J’aurais aimé vous dire ce poème en arabe, la langue de mon père mort mais je ne parle pas l’arabe. J’ai cru par la colère que produit le vide, ou le vide que produit la colère, qu’il ne me l’avait pas donné. Puisque les langues sont une richesse, un bien qui est transmis, dont on hérite de droit : l’arabe, lui, il ne me l’a pas donné.
Mais ce n’est pas tant mon père qui ne m’a pas donné sa langue-mère, qu’il l'a dû la jeter à la mer pour épouser ma mère.
Quand on s'en va à 17ans, Les poings dans [ses] poches crevées. Quand on quitte un chez soi par une route sans retour sans se retourner, comment tout conserver, de ce que l'on est, de ce que l'on a.
C’est pour ça sans doute qu’il ne me l’a pas donnée, et de ne pas m’avoir donné sa langue c’est comme de l’avoir abandonnée.
Le dire ainsi c’est encore nourrir la douleur, celle qui empêche de reconnaître ce que l’on est autant que ce que l’on saura pas être.
Papa, je porte le prénom de ta mère mais je ne parle pas ta langue-mère. Qui m'a spolié de ce territoire qui nous appartenait ?

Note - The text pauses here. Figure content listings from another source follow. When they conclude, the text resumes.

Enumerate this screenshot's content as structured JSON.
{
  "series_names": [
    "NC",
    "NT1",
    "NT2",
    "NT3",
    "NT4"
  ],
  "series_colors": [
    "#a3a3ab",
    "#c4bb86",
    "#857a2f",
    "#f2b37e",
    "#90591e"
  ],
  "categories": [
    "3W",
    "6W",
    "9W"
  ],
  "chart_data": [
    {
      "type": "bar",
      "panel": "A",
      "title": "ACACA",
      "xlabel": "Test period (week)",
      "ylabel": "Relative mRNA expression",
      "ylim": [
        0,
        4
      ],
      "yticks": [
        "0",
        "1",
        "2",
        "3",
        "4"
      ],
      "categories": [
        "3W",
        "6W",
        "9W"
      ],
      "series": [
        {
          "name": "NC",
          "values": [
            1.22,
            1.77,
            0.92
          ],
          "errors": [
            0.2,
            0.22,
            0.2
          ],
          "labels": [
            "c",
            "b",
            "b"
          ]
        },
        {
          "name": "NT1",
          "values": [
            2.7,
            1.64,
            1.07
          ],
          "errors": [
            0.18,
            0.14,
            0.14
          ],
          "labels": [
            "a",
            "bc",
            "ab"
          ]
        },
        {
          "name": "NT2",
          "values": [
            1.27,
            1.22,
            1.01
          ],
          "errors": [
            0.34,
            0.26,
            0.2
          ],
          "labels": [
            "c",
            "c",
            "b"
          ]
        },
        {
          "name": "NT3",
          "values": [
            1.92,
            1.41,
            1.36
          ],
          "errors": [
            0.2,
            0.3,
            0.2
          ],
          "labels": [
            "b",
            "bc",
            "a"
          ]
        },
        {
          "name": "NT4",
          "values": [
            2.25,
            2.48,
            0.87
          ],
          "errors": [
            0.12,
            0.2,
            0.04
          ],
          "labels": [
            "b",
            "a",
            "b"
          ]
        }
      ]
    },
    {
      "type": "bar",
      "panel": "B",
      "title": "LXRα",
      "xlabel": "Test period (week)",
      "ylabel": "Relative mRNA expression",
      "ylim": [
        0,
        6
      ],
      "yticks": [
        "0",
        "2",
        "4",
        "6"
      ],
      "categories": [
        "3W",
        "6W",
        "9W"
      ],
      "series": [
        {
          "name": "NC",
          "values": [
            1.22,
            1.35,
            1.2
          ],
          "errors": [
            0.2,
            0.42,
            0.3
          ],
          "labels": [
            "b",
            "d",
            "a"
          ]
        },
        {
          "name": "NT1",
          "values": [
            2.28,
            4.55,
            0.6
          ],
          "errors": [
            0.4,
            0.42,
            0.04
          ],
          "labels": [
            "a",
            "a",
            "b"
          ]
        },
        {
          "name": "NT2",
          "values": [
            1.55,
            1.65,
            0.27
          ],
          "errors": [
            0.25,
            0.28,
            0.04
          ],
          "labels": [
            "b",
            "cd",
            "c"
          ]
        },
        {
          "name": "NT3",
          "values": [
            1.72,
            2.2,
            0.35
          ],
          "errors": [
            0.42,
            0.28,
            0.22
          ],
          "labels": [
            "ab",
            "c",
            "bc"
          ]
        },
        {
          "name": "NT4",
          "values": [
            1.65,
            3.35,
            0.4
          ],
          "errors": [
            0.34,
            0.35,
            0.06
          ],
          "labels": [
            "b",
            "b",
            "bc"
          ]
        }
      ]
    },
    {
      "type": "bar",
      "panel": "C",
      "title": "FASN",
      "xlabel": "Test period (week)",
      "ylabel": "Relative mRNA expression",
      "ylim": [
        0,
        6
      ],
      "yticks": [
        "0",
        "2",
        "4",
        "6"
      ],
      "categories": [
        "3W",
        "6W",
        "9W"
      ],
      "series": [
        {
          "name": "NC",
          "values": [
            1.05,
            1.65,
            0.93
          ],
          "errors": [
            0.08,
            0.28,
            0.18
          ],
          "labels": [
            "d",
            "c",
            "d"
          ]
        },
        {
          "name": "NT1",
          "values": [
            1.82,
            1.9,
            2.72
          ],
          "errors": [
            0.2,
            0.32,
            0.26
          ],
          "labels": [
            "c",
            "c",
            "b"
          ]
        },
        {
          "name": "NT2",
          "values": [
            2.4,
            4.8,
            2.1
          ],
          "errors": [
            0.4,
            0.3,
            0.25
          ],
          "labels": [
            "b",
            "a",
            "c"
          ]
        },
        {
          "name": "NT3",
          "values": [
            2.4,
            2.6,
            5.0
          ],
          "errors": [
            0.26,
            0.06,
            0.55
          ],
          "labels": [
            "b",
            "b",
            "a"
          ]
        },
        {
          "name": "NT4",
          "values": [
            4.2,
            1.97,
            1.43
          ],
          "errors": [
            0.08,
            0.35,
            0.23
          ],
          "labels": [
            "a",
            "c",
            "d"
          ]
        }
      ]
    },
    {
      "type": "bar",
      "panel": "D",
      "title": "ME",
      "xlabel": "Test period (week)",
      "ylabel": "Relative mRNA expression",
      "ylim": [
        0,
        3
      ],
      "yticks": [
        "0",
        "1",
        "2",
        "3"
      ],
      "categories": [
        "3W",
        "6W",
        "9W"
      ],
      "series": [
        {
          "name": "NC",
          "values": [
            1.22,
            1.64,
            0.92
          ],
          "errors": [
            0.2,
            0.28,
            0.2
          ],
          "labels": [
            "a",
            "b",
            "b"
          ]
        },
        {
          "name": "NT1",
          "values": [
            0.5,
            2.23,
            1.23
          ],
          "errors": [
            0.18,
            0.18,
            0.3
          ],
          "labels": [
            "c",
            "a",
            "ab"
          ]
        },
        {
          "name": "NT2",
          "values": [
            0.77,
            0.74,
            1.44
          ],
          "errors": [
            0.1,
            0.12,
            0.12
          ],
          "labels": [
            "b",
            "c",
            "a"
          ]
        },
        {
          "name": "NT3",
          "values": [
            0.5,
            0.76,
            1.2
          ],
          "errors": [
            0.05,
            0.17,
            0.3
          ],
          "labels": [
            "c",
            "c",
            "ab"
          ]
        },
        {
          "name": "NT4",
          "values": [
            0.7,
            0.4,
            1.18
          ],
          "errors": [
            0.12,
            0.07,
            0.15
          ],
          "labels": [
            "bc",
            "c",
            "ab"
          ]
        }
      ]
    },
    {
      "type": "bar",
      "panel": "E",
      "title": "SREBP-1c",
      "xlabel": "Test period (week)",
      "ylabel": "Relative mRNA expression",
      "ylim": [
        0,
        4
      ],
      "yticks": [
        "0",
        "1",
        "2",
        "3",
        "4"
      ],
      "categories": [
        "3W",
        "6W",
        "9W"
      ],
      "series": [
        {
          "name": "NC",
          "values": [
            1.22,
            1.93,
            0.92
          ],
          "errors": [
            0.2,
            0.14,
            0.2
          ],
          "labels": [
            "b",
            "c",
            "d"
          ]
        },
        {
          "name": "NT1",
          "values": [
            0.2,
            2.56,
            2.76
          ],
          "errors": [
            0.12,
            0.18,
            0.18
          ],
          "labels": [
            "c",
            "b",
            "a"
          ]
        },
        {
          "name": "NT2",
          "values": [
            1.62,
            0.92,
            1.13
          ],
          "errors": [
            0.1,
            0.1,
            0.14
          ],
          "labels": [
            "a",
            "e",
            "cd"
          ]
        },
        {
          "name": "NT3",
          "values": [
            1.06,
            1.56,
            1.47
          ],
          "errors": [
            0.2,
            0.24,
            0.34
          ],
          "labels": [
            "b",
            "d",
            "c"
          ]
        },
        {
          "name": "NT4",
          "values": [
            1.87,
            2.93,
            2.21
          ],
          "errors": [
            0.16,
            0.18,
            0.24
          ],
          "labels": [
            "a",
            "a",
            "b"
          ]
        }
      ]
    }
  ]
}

La langue, comme le prénom, donné pour faire face aux autres faces, s’incarner et se figurer quand les lèvres s'ouvrent et se fissurent pour dire et appeler, nommer et désigner ce qui est, par-delà soi.
Ton nom à toi, c’est Mohamed, Mohamed Tabta.
C’est pour toi, par l’absence de toi que je dirais ces mots, supportés par ce souffle étroit qui court : ma voix, ma foi, poème pour celle que j’aime, c’est un frère, c’est ma sœur, mon miroir, ma douleur, ma main gauche, celle qui n’a jamais parlé. C’est mon poing, ma colère, ma prière, Palestine, papalestine, tout le monde t’a-t-il oublié, où tu es ? Où es-tu Papa, Papalestine, qui t’as-tu et tué ?
Cette douleur n’est pas tienne.
C’est parce qu’on t’a spolié que tu l’as supportée comme la seule chose qu’on ne pourrait te retirer, cette douleur, elle a fini par m’occuper, me posséder, me déposséder.
Mon imaginaire, ce territoire occupé, colonisé par ceux qui disent et disaient que ta langue, la langue de mon père, c’est celle de l’indigène, du barbare, celui qu’on doit civiliser.
Ta langue à toi s’est chargée de vin et de non-dits. Tu t’es tue et tué, la voiture tonneau t’a roulé, expulsé et à ta terre est retourné, là où ta fille ne peut parler, étrangère parmi les frères du père, sans la langue-mère.
Cette langue, que je ne parviens pas à faire mienne parce que l’interdit, entre nous dit, sans mots dire me maudit maton m’a-t-on dit.
Cette langue que je veux qu’on me donne comme un baiser, le souffle chaud dans ma gorge, la poitrine gonflée par ses mots courant le long de mes idées, une rivière de sons, de syllabes rugueuses, d’inflexions sifflantes, chantantes s’étouffent dans une gorge nouée, et se perdent avant de se dire sous les coups dans mon cou trop long et las, last frontière avant les lèvres cousues des liens de mes attachements.
Ouvrir la bouche.
Laisser filer, quitte à les déchirer ces lèvres écorchées.
Rompre les fils ourlés de mains en mains, ne plus se taire ni se terrer, porter la voix, ouvrir sa voie, même si personne derrière soi.